Now that you mention it, I guess I haven't seen alot of bottom fed outdoor panels. But really, there is enough room in the wireways to allow the feeders to come from the bottom and land on the breaker up top. I've done it hundreds of times. It's only three wires, two if you can move the neutral lug to the bottom. Shape your wires, starting with the one furthest from the side you are entering on. Some panels have small metal protrusions in the back of the can that are meant to be used for tie downs or zip ties. Use a couple of zip ties to bundle the cables together, then zip tie them to the panel to hold them out of the way.

micromind 04-23-2009 08:55 AM

It helps to run the feed conduit on one side or the other, not in the middle. It looks sorta odd on the outside, but it sure makes wiring the inside easier.

Rob

wmldwilly 04-23-2009 02:50 PM

Quote:

Originally Posted by micromind (Post 264445)
It helps to run the feed conduit on one side or the other, not in the middle. It looks sorta odd on the outside, but it sure makes wiring the inside easier.

Rob

Hmm...but with a consumer box i'd have to punch my own 2 1/2" hole at the left or right corner, amongst all the little pre-punched holes and probably make a mess of it. it seems the retail boxes only provide a small-to-huge knockout ring right in the middle. everybody's Nema3 boxes seem to have a full knockout ring at the bottom corners on the sides (facing outwards rather than downwards) but I can't imagine getting feed cable to make that tight of a corner (in a condolette or something).
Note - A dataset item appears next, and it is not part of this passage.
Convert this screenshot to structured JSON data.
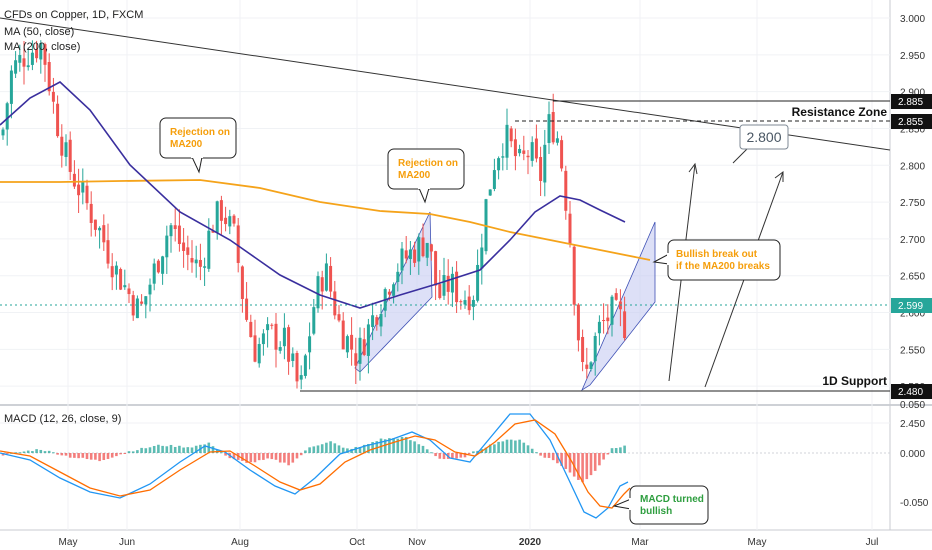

time to look at everybody's bottom knockout patterns...

HouseHelper 04-23-2009 03:05 PM

Never really had a problem with this, and I usually do it with 4/0 Al. With a center feed, send one hot and the neutral up one side, the other hot up the other to give you a little more room. The Al wire shapes easily.

220/221 04-23-2009 06:11 PM

In new panels, which generally have loads of room in them, there is plenty of room to run your feeders up an into top lugs.


If I can't flip the bus I just run the feeders up and over in the can.

Actually, you can always flip the bus. The dead front can be a whole nother issue. :laughing:

micromind 04-23-2009 07:35 PM

Another option is to run the feeder conduit up to the side of the panel, and use an LB to enter the panel on the side, near the top. Depending on how fussy the inspector is, you might have to enter the panel with a close nipple and a Meyers hub.

There likely won't be any factory knockouts on the side of the panel, you can drill one in with a holesaw. This would also be a good spot to reduce to 2", or even 1-1/2". It's much easier to holesaw a smaller hole.

Rob

InPhase277 04-23-2009 07:46 PM

Quote:

Originally Posted by micromind (Post 264745)
Another option is to run the feeder conduit up to the side of the panel, and use an LB to enter the panel on the side, near the top.

Rob

LB's work, but it is one of my pet peeves. I think it just looks tacky to have an LB where an LL or LR would more appropriate. Just me though...

micromind 04-23-2009 07:48 PM

Agreed. The cover plate out front looks like someone actually planned it that way!

Plus, it's easier to get big wires into an LL or LR.